IS 712/812 The New Germany in the New Europe (WAP)

Seminar, 3 hours; 3 credits. The unification of Germany and the end of the East-West conflict have changed the context within which policy is made in Europe. What kind of Europe will emerge? What kind of hierarchies will determine direction and pace of European politics? The purpose of this course is to explore the role played by Germany in the development of post-Cold War European politics.

IS 714/814 Law in the International System

Lecture, 3 hours; 3 credits. An introduction to the principles of international law and to the political and institutional role of law in the relations of states.

IS 715/815 The New France in the New Europe (WAP)

Seminar, 3 hours; 3 credits. Emphasis will be placed on the transformation of French-American relations from the idyllic beginnings of the American nation to the complexities of the Cold War, to the new alignments of the new Europe and the European Union.

IS 720/820** Global Security

Seminar, 3 hours; 3 credits. The research seminar investigates the profound changes in international security brought about by the end of the Cold War with a specific focus on the role of nuclear weapons. The primary purpose of the seminar is to promote research into the global aspects of the nuclear issue and to enhance understanding of the relationship between nuclear control and the New World Order.

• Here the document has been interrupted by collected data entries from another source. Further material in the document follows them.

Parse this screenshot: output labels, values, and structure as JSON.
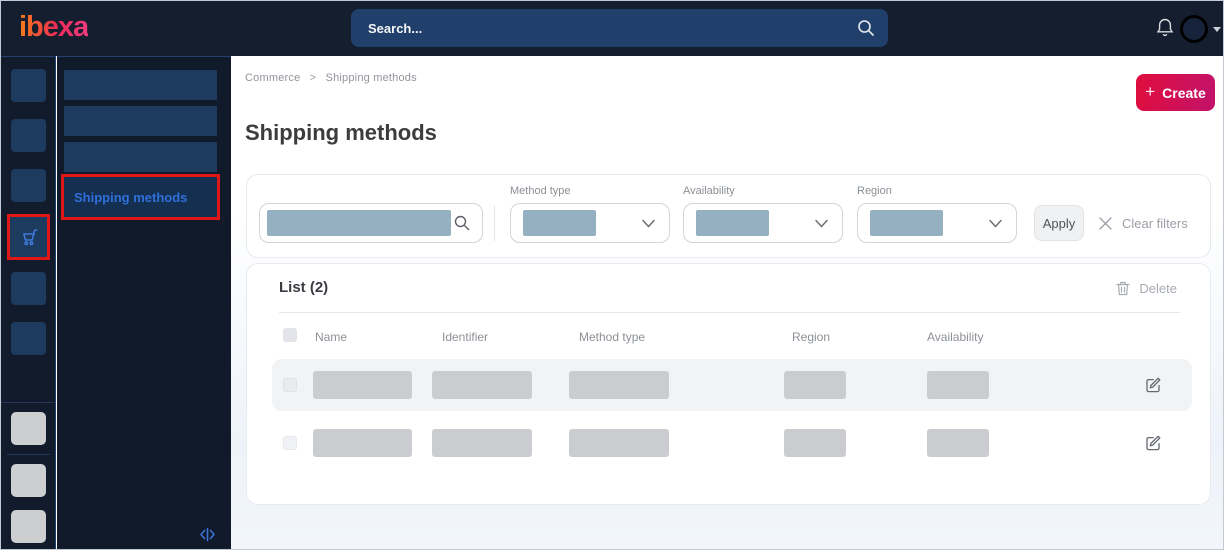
{
  "topbar": {
    "logo_text": "ibexa",
    "search_placeholder": "Search..."
  },
  "sidebar": {
    "active_icon": "shopping-cart",
    "highlight_color": "#e11616"
  },
  "menu_panel": {
    "active_item": "Shipping methods",
    "active_text_color": "#2f6fd9"
  },
  "breadcrumb": {
    "items": [
      "Commerce",
      "Shipping methods"
    ],
    "separator": ">"
  },
  "page": {
    "title": "Shipping methods"
  },
  "actions": {
    "create_plus": "+",
    "create_label": "Create",
    "create_gradient": [
      "#e00d3d",
      "#c2136b"
    ]
  },
  "filters": {
    "method_type_label": "Method type",
    "availability_label": "Availability",
    "region_label": "Region",
    "apply_label": "Apply",
    "clear_label": "Clear filters",
    "redaction_color": "#94b0c1"
  },
  "list": {
    "title": "List (2)",
    "delete_label": "Delete",
    "columns": [
      "Name",
      "Identifier",
      "Method type",
      "Region",
      "Availability"
    ],
    "row_count": 2,
    "rows_redacted": true
  },
  "icons": {
    "topbar": [
      "search-icon",
      "bell-icon",
      "avatar",
      "caret-down-icon"
    ],
    "filter": [
      "search-icon",
      "chevron-down-icon",
      "close-icon"
    ],
    "list": [
      "trash-icon",
      "edit-icon"
    ],
    "panel": [
      "collapse-panel-icon"
    ]
  }
}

IS 721/821 New World Order: Chaos or Coherence

Seminar, 3 hours; 3 credits. The end of the Cold War has ushered tremendous political changes and an equally broad intellectual debate on the meaning of these changes. What will be the basic rules of international politics? Will the future resemble the past or follow new rules of its own? What countries, what groups, and what issues will dominate the future of world politics?

IS 722/822 Democracy and International Relations (WAP)

Lecture, 3 hours; 3 credits. An examination of the relationship between democratic politics, democratic ideals, and international relations. Subjects covered will include trends and processes of democratization and their implications for international relations, the distinctiveness of democratic states in their international behavior, the impact of the international environment on the internal politics of democratic states, and the problems of democracy in global governance.

IS 795/895 U.S.-Latin American Relations (WAP)

IS 795/895 Mao's China and East Asia (WAP)

Lecture, 3 hours; 3 credits. This reading seminar will focus on the changes of the Chinese society since the beginning of the 20th century. It will examine the pivotal historical events that led to the Chinese revolution, which put Mao's Communist regime in power and has changed the Chinese society ever since. While studying the history chronologically, students will identify issues and factors that affect the Chinese political system and society, and examine the legacies of Mao's revolution from social and individual perspectives. The course will also focus on political formation and transformation of the government, social structure and upheavals, economic reforms, and foreign policies. (cross listed with HIST 718).

IS 795/895 Russia Between East and West (WAP)

IS 795/895 Foreign Policy of Russia/Soviet Union (WAP)

IS 795/895 Politics of the Middle East (WAP)

Lecture, 3 hours; 3 credits. Explores the international relations of the Middle East from World War I to the present. Examines the origins of the Arab-Israeli and Persian Gulf Wars and their modern dimensions. Examines the role of oil, outside powers and religion.

IS 795/895 Advanced IS Research Workshop (WAP)

IS 796/896 Emerging Issues in International Security

IS 796/896 Special Issues in American Foreign Policy (WAP)

HIST 695 Contested Territories

Lecture, 3 hours; 3 credits. Using case studies of Europe since 1918, this course examines the contours of territorial disputes. The ways in which territorial contests are presented and represented through the lenses of geopolitics, ethnicity and race, nationalism, gender, violence, international authority and diplomatic and institutional influence will be explored.

*Core Seminar

** In addition to the core seminar, students must take either Global Security or the Causes of War.

WAP = "With Appropriate Paper." To count for field credits, these courses must have the paper topic approved by the field coordinator.